Is taking pills the answer to illness? Is that the best we can do to look after ourselves?

For most people suffering from common illness or pain, conventional pills are an essential quick fix.

Where is the time to take some exercise, or adopt a few yoga positions, or massage the body?

If you want to take herbal medicine there is a mind-boggling variety in the stores for you to choose from, but little adequate guidance.

Even if you take herbal pills, it is still pill-popping, isn't it? The idea of being dependent on a pill to get better is still nourished.

You need to consult a trained practitioner or doctor.

What is the answer then? On the one hand, we have a National Health Service stretched beyond its limits, where doctors, nurses and healthcare workers are suffering from stress burnout due to lack of adequate resources.

On the other, modern medicine alone may offer only temporary control for many diseases. offers little for prevention of illness, or for the healing of the person.

For that which cannot be cured, healing is vital.
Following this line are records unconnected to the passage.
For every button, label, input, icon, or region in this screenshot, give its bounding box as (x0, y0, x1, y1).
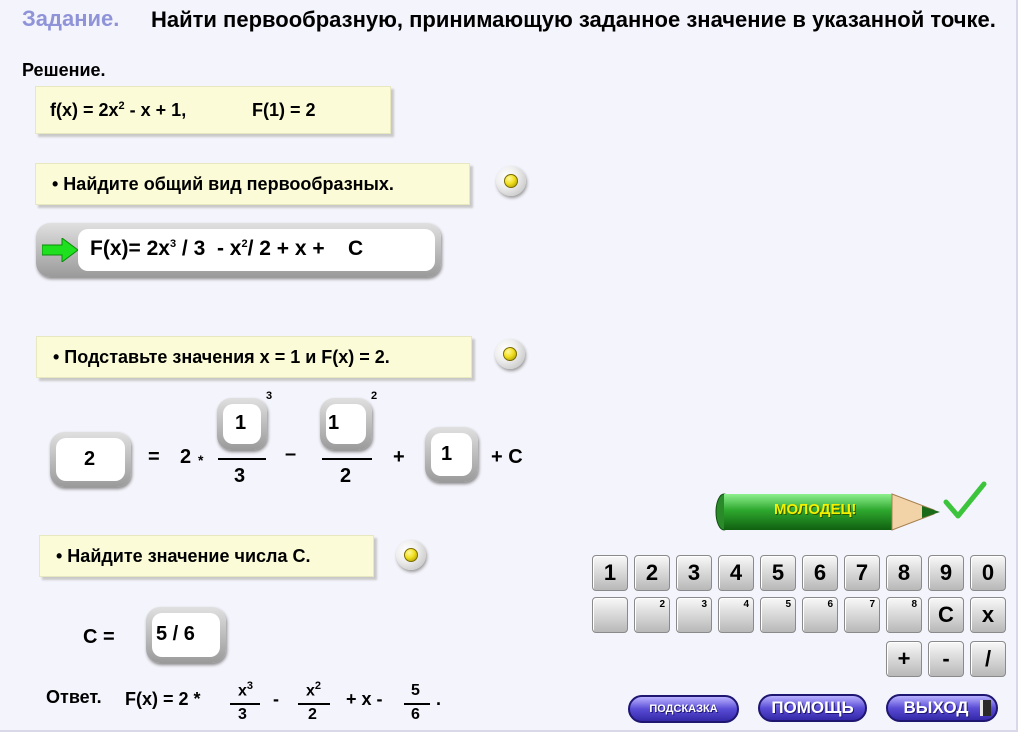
answer-label: Ответ. (46, 687, 102, 707)
key-5[interactable]: 5 (760, 555, 796, 591)
key-divide[interactable]: / (970, 641, 1006, 677)
key-minus[interactable]: - (928, 641, 964, 677)
fraction-line (404, 703, 430, 705)
function-definition: f(x) = 2x2 - x + 1, (50, 100, 187, 120)
solution-label: Решение. (22, 60, 106, 80)
minus-sign: – (285, 443, 297, 465)
key-power-4[interactable]: 4 (718, 597, 754, 633)
key-power-7[interactable]: 7 (844, 597, 880, 633)
key-2[interactable]: 2 (634, 555, 670, 591)
key-plus[interactable]: + (886, 641, 922, 677)
key-3[interactable]: 3 (676, 555, 712, 591)
task-label: Задание. (22, 6, 120, 31)
fraction-line (230, 703, 260, 705)
key-x[interactable]: x (970, 597, 1006, 633)
answer-minus: - (273, 689, 279, 709)
numerator-value: 1 (328, 412, 340, 434)
answer-f1-den: 3 (238, 706, 247, 723)
hint-bulb-icon[interactable] (495, 339, 525, 369)
task-text: Найти первообразную, принимающую заданно… (151, 7, 996, 32)
plus-sign: + (393, 446, 405, 468)
answer-prefix: F(x) = 2 * (125, 689, 201, 709)
door-icon (980, 700, 991, 716)
key-8[interactable]: 8 (886, 555, 922, 591)
coefficient: 2 (180, 446, 192, 468)
answer-f3-num: 5 (411, 682, 420, 699)
given-function-box: f(x) = 2x2 - x + 1, F(1) = 2 (35, 86, 391, 134)
general-form-box: F(x)= 2x3 / 3 - x2/ 2 + x + C (36, 223, 441, 277)
key-power-5[interactable]: 5 (760, 597, 796, 633)
step-1-note: • Найдите общий вид первообразных. (35, 163, 470, 205)
answer-period: . (436, 689, 442, 709)
fraction-line (298, 703, 330, 705)
arrow-right-icon (42, 238, 78, 262)
x-value: 1 (441, 443, 453, 465)
value-input-box[interactable]: 2 (50, 432, 131, 487)
answer-f2-den: 2 (308, 706, 317, 723)
key-1[interactable]: 1 (592, 555, 628, 591)
multiply-sign: * (198, 452, 204, 468)
fraction-line (218, 458, 266, 460)
step-3-note: • Найдите значение числа С. (39, 535, 374, 577)
c-value: 5 / 6 (156, 623, 195, 645)
c-value-box[interactable]: 5 / 6 (146, 607, 226, 663)
hint-bulb-icon[interactable] (396, 540, 426, 570)
key-0[interactable]: 0 (970, 555, 1006, 591)
key-6[interactable]: 6 (802, 555, 838, 591)
step-1-text: • Найдите общий вид первообразных. (52, 174, 394, 194)
praise-label: МОЛОДЕЦ! (774, 501, 857, 518)
key-4[interactable]: 4 (718, 555, 754, 591)
key-power-2[interactable]: 2 (634, 597, 670, 633)
denominator: 2 (340, 465, 352, 487)
key-c[interactable]: C (928, 597, 964, 633)
hint-bulb-icon[interactable] (496, 166, 526, 196)
answer-f2-num: x2 (306, 680, 322, 700)
key-power-8[interactable]: 8 (886, 597, 922, 633)
numerator-value: 1 (235, 412, 247, 434)
exponent: 2 (371, 390, 378, 402)
answer-f3-den: 6 (411, 706, 420, 723)
key-power-3[interactable]: 3 (676, 597, 712, 633)
key-9[interactable]: 9 (928, 555, 964, 591)
fraction-line (322, 458, 372, 460)
denominator: 3 (234, 465, 246, 487)
key-7[interactable]: 7 (844, 555, 880, 591)
numerator-box-1[interactable]: 1 (217, 398, 267, 450)
plus-c: + C (491, 446, 523, 468)
key-power-6[interactable]: 6 (802, 597, 838, 633)
exponent: 3 (266, 390, 273, 402)
input-value: 2 (84, 448, 96, 470)
step-2-note: • Подставьте значения x = 1 и F(x) = 2. (36, 336, 472, 378)
step-2-text: • Подставьте значения x = 1 и F(x) = 2. (53, 347, 390, 367)
x-input-box[interactable]: 1 (425, 427, 478, 482)
equals-sign: = (148, 446, 160, 468)
step-3-text: • Найдите значение числа С. (56, 546, 311, 566)
numerator-box-2[interactable]: 1 (320, 398, 372, 450)
c-label: C = (83, 626, 115, 648)
initial-condition: F(1) = 2 (252, 100, 316, 120)
help-button[interactable]: ПОМОЩЬ (758, 694, 867, 722)
answer-plus-x: + x - (346, 689, 383, 709)
hint-button[interactable]: ПОДСКАЗКА (628, 695, 739, 723)
general-antiderivative: F(x)= 2x3 / 3 - x2/ 2 + x + C (90, 237, 364, 260)
answer-f1-num: x3 (238, 680, 254, 700)
key-blank[interactable] (592, 597, 628, 633)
For many years, I have been proposing to the health authorities and health ministers that they fund the provision of complementary medicine in Primary Care.

If holistic doctors, healthcare workers and complementary therapists were trained and recruited to run combined workshops in the community, as a regular feature of the health service where people could learn self-help techniques like stress-management and pain relief, many patients would be empowered to take control of their well-being and their illness in a safe and effective way.

This would reduce the work-load for doctors and healthcare workers. It would also reduce the unnecessary prescribing of pain-killers and many other medicines, lowering government expenditure on drugs by millions of pounds.

Through the British Holistic Medical Association and Foundation for Integrated Medicine, we are bringing leading complementary practitioners, educationalists and doctors together with politicians in order to promote complementary medicine in the community.

Locally, we have established a BHMA office and the Integrated Holistic Healthcare Forum through which we hope, with your help, to be able to effect a positive change in the health of our city and our nation in mind, body and spirit.